Figure 2: Simulation results of concentration behaviors of p53(N), MDM2(N), p19ARF(N), p53_MDM2_p19ARF, and Bax mRNA on combinations of p53, MDM2, and p19ARF overexpressions. +; overexpress the corresponding gene, –; not overexpress the corresponding gene.
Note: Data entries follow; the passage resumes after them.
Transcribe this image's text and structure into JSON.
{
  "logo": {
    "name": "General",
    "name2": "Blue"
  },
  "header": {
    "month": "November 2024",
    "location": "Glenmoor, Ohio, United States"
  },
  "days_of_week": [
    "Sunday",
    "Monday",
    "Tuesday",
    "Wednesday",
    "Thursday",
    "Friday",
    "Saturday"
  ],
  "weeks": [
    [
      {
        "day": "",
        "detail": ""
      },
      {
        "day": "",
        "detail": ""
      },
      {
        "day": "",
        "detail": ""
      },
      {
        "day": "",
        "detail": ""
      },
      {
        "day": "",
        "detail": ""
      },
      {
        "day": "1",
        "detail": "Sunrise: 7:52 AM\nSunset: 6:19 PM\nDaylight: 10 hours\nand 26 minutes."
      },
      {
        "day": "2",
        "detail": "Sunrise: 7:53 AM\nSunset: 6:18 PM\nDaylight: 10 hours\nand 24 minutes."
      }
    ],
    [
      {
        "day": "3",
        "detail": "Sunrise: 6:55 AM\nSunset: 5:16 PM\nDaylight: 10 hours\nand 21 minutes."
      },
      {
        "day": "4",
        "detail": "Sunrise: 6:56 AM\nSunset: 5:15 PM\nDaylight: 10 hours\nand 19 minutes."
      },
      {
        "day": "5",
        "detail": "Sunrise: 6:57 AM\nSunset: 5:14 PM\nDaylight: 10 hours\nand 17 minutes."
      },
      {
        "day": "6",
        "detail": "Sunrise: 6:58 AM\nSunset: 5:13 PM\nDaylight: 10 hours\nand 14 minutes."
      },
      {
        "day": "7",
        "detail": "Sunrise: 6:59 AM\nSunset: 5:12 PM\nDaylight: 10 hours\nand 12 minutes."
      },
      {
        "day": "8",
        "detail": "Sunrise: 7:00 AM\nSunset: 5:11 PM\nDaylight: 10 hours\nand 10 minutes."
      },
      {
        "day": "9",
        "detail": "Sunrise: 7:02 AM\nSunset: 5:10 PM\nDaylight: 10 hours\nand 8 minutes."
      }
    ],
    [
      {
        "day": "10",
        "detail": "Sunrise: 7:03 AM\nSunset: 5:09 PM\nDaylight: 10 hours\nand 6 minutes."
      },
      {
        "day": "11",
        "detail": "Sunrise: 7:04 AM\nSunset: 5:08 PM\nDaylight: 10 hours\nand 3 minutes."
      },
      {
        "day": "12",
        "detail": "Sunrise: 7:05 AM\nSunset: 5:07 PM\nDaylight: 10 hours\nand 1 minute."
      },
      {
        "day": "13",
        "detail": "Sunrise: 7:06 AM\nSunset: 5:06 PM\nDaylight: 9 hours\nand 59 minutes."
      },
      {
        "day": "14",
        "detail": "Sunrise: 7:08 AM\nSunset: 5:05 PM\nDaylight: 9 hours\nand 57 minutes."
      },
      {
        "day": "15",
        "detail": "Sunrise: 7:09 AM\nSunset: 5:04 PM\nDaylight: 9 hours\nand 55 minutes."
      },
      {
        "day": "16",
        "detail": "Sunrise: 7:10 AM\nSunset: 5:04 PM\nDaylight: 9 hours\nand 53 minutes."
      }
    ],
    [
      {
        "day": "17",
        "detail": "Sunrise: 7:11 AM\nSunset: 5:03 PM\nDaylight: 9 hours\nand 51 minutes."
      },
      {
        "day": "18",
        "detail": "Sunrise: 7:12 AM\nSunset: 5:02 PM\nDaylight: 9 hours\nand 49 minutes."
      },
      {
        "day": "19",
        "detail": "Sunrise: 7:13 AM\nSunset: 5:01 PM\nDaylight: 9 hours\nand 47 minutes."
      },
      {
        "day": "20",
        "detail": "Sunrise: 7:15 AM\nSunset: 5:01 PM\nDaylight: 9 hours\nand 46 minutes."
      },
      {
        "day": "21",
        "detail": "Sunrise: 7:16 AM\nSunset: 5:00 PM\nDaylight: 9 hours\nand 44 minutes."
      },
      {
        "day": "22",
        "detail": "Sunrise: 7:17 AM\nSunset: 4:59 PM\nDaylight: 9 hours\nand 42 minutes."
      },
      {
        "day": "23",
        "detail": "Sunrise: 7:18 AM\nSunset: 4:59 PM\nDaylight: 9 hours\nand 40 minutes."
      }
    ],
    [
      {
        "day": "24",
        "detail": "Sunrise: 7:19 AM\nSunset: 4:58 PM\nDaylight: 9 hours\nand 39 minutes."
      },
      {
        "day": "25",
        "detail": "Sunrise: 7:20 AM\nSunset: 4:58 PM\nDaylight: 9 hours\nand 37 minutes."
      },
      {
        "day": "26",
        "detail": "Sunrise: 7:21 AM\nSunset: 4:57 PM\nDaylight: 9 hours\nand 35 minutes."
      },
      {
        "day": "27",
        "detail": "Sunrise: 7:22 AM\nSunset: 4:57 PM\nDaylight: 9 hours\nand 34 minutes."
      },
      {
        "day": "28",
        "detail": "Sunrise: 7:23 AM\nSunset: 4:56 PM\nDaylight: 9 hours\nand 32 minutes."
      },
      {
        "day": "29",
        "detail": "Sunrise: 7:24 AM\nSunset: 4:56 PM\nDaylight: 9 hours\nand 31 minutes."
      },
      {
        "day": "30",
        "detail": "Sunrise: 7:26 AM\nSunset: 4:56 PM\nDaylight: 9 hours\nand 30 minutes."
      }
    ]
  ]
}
Transition of T5, T12, and T14 incorporates to the HFPN model for representing the overexpression of p53, MDM2, and p19ARF. Each of these transitions is removed from the HFPN model in the case of no overexpression of the corresponding gene.

Publication

  • Doi A, Nagasaki M, Matsuno H, Miyano S, Simulation-based validation of the p53 transcriptional activity with hybrid functional Petri net, In Silico Biology, 6(1-2): 0001 (2006).(PubMed_16789909)(.html)

References

  1. Barak Y, Juven T, Haffner R, Oren M, mdm2 expression is induced by wild type p53 activity, EMBO J., 12:461-468, 1993.
  2. Honda R, Tanaka H, Yasuda H, Oncoprotein MDM2 is a ubiquitin ligase E3 for tumor suppressor p53, FEBS Lett., 420:25-27, 1997.
  3. Kamijo T, Weber J D, Zambetti G, Zindy F, Roussel M F, Sherr C J, Functional and physical interactions of the ARF tumor suppressor with p53 and Mdm2, Proc. Natl. Acad. Sci. USA, 95(14):8292-8297, 1998.
  4. Miyashita T, Reed J C, Tumor suppressor p53 is a direct transcriptional activator of the human bax gene, Cell, 80:293-299, 1995.
  5. Pomerantz J, Schreiber-Agus N, Liegeois N J, Silverman A, Alland L, Chin L, Potes J, Chen K, Orlow I, Lee H W, Cordon-Cardo C, DePinho R A, The Ink4a tumor suppressor gene product p19Arf interacts with MDM2 and neutralizes MDM2's inhibition of p53, Cell, 92(6):713-723, 1998.
  6. Tao W, Levine A J, P19(ARF) stabilizes p53 by blocking nucleo-cytoplasmic shuttling of Mdm2. Proc. Natl. Acad. Sci. USA, 96: 6937-6941, 1999.
  7. Zhang Y, Xiong Y, Yarbrough W G, ARF promotes MDM2 degradation and stabilizes p53: ARF-INK4a locus deletion impairs both the Rb and p53 tumor suppression pathways, Cell, 92(6):725-734, 1998.
  8. Zhang Y, Xiong Y, Mutation in human ARF exon 2 disrupt its nucleolar localization and impair its ability to block nuclear export of MDM2 and p53, Mol. Cell, 3: 579-591, 1999.